TRUTH OR LIE?
The object is not truth but persuasion. - Thomas Macaulay
This past year has dramatized how destructive lies can be when masqueraded as truth. We’d like to restore “the lie” to its more constructive realm: the creative! It’s been said that writers illustrate truth by telling lies (a fiction is “the lie through which we tell the truth” - Albert Camus). How about we test that assertion?
A favorite “suite time” exercise at Y-dubs over the years has been the party game “Two Truths and a Lie.” Poetry instructor Doug Nordfors (1994-2004, 2006, 2010) asked his poets to imagine they’re playing that; he’s the source for this month’s Jump In(vention)!
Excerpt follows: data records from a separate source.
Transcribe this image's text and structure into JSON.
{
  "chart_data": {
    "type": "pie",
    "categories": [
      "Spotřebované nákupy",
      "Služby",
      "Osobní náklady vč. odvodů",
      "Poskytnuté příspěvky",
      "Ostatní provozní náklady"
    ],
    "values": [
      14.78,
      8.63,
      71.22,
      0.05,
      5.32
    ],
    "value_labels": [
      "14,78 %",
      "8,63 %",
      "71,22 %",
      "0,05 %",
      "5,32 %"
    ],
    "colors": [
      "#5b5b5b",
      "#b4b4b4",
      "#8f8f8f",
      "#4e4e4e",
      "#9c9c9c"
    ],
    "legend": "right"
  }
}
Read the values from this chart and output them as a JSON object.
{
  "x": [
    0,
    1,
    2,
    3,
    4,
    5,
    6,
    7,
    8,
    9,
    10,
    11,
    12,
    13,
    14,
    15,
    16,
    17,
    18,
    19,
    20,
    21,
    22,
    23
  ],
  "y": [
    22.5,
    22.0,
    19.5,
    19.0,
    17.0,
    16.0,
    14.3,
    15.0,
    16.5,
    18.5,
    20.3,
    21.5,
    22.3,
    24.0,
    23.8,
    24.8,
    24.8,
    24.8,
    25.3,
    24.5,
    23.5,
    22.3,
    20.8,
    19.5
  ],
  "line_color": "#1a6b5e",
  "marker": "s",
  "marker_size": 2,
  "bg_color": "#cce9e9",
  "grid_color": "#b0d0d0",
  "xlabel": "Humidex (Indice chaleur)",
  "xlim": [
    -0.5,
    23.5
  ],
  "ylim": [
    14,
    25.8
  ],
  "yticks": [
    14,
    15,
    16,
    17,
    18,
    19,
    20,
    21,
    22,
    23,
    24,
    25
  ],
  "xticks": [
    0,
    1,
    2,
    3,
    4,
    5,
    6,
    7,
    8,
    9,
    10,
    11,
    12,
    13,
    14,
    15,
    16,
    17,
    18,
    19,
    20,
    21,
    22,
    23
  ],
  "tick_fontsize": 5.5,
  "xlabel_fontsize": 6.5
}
Here’s the exercise:
Write down two interesting true facts about yourself (the operative word there is interesting) - and make up a similarly interesting false one. The true facts are competing with the falsehood that’s there masquerading as a truth. Now what you have is a set of tensions that only need you to set them in motion.
Next, write a piece in the genre of your choice that links all three - the two truths and the one lie - together. See what happens! When you’ve finished your draft, test what you’ve created against the assertion: Does the lie illustrate or otherwise reveal the truth?
If you’re feeling ambitious, try a second piece in which you either 1) combine just one of the truths with the lie; or 2) concentrate exclusively on the lie.
Then consider: How does that change the results?